As the leader of the so-called “Green Revolution,” he had carried out an entire series of economic, social and political reforms.
Those in these first two areas truly contributed to the improvement of the quality of life of the Libyan people, keeping in mind that we’re speaking about a nation that has valuable natural resources. The economic reforms and social legislation seemed sufficient to keep Libya advancing at a steady pace.
However the political aspect is always the Achilles heel in those countries where a sole and plenipotentiary power is established in one person and ultimately leads to dictatorship.
The opponents of Gadhafi didn’t want him at the head of the power any longer; therefore they began the uprising in which everything unfortunately ended in armed NATO intervention.
The major powers saw the Libyan conflict as nothing more than an excellent opportunity in which their intervention would have concrete rewards.
From the very first bombings until the new government’s installation and a little after, each day of encirclement and siege laid against the town where the ruler was hiding, in addition to the injuries and deaths of thousands of civilians, will be recorded in history as another of the great acts of genocide.
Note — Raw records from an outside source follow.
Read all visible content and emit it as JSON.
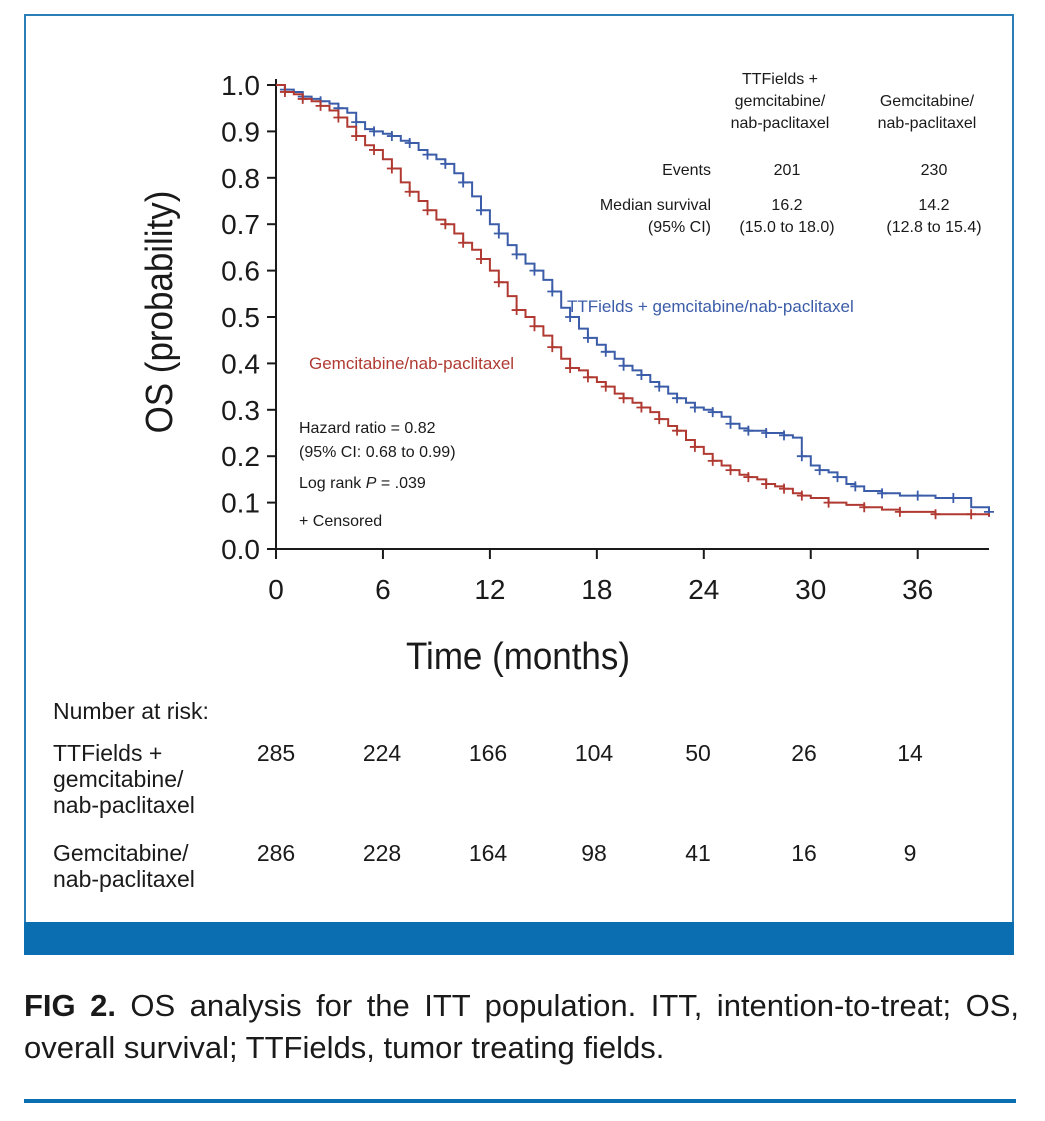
{
  "colors": {
    "ttfields": "#3b5ca8",
    "gemcitabine": "#b03a32",
    "frame": "#2a7fb8",
    "bar": "#0a6eb0"
  },
  "chart_data": {
    "type": "line",
    "subtype": "kaplan-meier",
    "xlabel": "Time (months)",
    "ylabel": "OS (probability)",
    "xlim": [
      0,
      40
    ],
    "ylim": [
      0,
      1.0
    ],
    "x_ticks": [
      0,
      6,
      12,
      18,
      24,
      30,
      36
    ],
    "y_ticks": [
      "0.0",
      "0.1",
      "0.2",
      "0.3",
      "0.4",
      "0.5",
      "0.6",
      "0.7",
      "0.8",
      "0.9",
      "1.0"
    ],
    "series": [
      {
        "name": "TTFields + gemcitabine/nab-paclitaxel",
        "color": "#3b5ca8",
        "x": [
          0,
          0.5,
          1,
          1.5,
          2,
          2.5,
          3,
          3.5,
          4,
          4.5,
          5,
          5.5,
          6,
          6.5,
          7,
          7.5,
          8,
          8.5,
          9,
          9.5,
          10,
          10.5,
          11,
          11.5,
          12,
          12.5,
          13,
          13.5,
          14,
          14.5,
          15,
          15.5,
          16,
          16.5,
          17,
          17.5,
          18,
          18.5,
          19,
          19.5,
          20,
          20.5,
          21,
          21.5,
          22,
          22.5,
          23,
          23.5,
          24,
          24.5,
          25,
          25.5,
          26,
          26.5,
          27,
          27.5,
          28,
          28.5,
          29,
          29.5,
          30,
          30.5,
          31,
          31.5,
          32,
          32.5,
          33,
          34,
          35,
          36,
          37,
          38,
          39,
          40
        ],
        "y": [
          1.0,
          0.99,
          0.985,
          0.975,
          0.97,
          0.965,
          0.96,
          0.95,
          0.94,
          0.92,
          0.905,
          0.9,
          0.895,
          0.89,
          0.88,
          0.875,
          0.86,
          0.85,
          0.84,
          0.83,
          0.81,
          0.79,
          0.76,
          0.73,
          0.7,
          0.68,
          0.655,
          0.635,
          0.615,
          0.6,
          0.58,
          0.555,
          0.52,
          0.5,
          0.475,
          0.455,
          0.44,
          0.425,
          0.41,
          0.395,
          0.385,
          0.375,
          0.36,
          0.35,
          0.335,
          0.325,
          0.315,
          0.305,
          0.3,
          0.295,
          0.285,
          0.27,
          0.26,
          0.255,
          0.255,
          0.25,
          0.25,
          0.245,
          0.24,
          0.2,
          0.18,
          0.17,
          0.165,
          0.155,
          0.14,
          0.135,
          0.125,
          0.12,
          0.115,
          0.115,
          0.11,
          0.11,
          0.09,
          0.08
        ]
      },
      {
        "name": "Gemcitabine/nab-paclitaxel",
        "color": "#b03a32",
        "x": [
          0,
          0.5,
          1,
          1.5,
          2,
          2.5,
          3,
          3.5,
          4,
          4.5,
          5,
          5.5,
          6,
          6.5,
          7,
          7.5,
          8,
          8.5,
          9,
          9.5,
          10,
          10.5,
          11,
          11.5,
          12,
          12.5,
          13,
          13.5,
          14,
          14.5,
          15,
          15.5,
          16,
          16.5,
          17,
          17.5,
          18,
          18.5,
          19,
          19.5,
          20,
          20.5,
          21,
          21.5,
          22,
          22.5,
          23,
          23.5,
          24,
          24.5,
          25,
          25.5,
          26,
          26.5,
          27,
          27.5,
          28,
          28.5,
          29,
          29.5,
          30,
          31,
          32,
          33,
          34,
          35,
          36,
          37,
          38,
          39,
          40
        ],
        "y": [
          1.0,
          0.985,
          0.98,
          0.97,
          0.965,
          0.955,
          0.945,
          0.93,
          0.91,
          0.89,
          0.87,
          0.86,
          0.84,
          0.82,
          0.79,
          0.77,
          0.75,
          0.73,
          0.71,
          0.7,
          0.68,
          0.66,
          0.645,
          0.625,
          0.6,
          0.575,
          0.545,
          0.515,
          0.5,
          0.48,
          0.46,
          0.435,
          0.41,
          0.39,
          0.385,
          0.37,
          0.36,
          0.35,
          0.335,
          0.325,
          0.315,
          0.305,
          0.295,
          0.28,
          0.265,
          0.255,
          0.235,
          0.22,
          0.205,
          0.19,
          0.18,
          0.17,
          0.16,
          0.155,
          0.15,
          0.14,
          0.135,
          0.13,
          0.12,
          0.115,
          0.11,
          0.1,
          0.095,
          0.09,
          0.085,
          0.08,
          0.08,
          0.075,
          0.075,
          0.075,
          0.07
        ]
      }
    ],
    "series_labels": [
      {
        "text": "TTFields + gemcitabine/nab-paclitaxel",
        "color": "#3b5ca8"
      },
      {
        "text": "Gemcitabine/nab-paclitaxel",
        "color": "#b03a32"
      }
    ],
    "stats_table": {
      "col1_header": [
        "TTFields +",
        "gemcitabine/",
        "nab-paclitaxel"
      ],
      "col2_header": [
        "Gemcitabine/",
        "nab-paclitaxel"
      ],
      "rows": [
        {
          "label": [
            "Events"
          ],
          "col1": [
            "201"
          ],
          "col2": [
            "230"
          ]
        },
        {
          "label": [
            "Median survival",
            "(95% CI)"
          ],
          "col1": [
            "16.2",
            "(15.0 to 18.0)"
          ],
          "col2": [
            "14.2",
            "(12.8 to 15.4)"
          ]
        }
      ]
    },
    "annotations": {
      "hazard_ratio": "Hazard ratio = 0.82",
      "hazard_ci": "(95% CI: 0.68 to 0.99)",
      "log_rank_prefix": "Log rank ",
      "log_rank_p": "P",
      "log_rank_value": " = .039",
      "censored": "+ Censored"
    }
  },
  "risk_table": {
    "title": "Number at risk:",
    "rows": [
      {
        "label": "TTFields +\ngemcitabine/\nnab-paclitaxel",
        "values": [
          "285",
          "224",
          "166",
          "104",
          "50",
          "26",
          "14"
        ]
      },
      {
        "label": "Gemcitabine/\nnab-paclitaxel",
        "values": [
          "286",
          "228",
          "164",
          "98",
          "41",
          "16",
          "9"
        ]
      }
    ]
  },
  "caption": {
    "label": "FIG 2.",
    "text": " OS analysis for the ITT population. ITT, intention-to-treat; OS, overall survival; TTFields, tumor treating fields."
  }
}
The sad thing is that all of this could have been avoided had it not been for the obstinate position of the hierarchy attempting to cling to power. Still, even if the crisis hadn’t reached the point that it did, perhaps the NATO invasion would have happened anyway given the desperate situation of the developed nations in the middle of a world economic crisis.
But the ground fighting would not have been between Libyans. The people would have risen up in arms to defend their nation against enemy aggression.
The cause would have then been noble: patriots offering their lives for their homeland, not political powers.
Today a dictator was overthrown leaving a devastated country and a wounded nation. Four decades after the green of the Libyan Revolution, it has taken on a shade of red.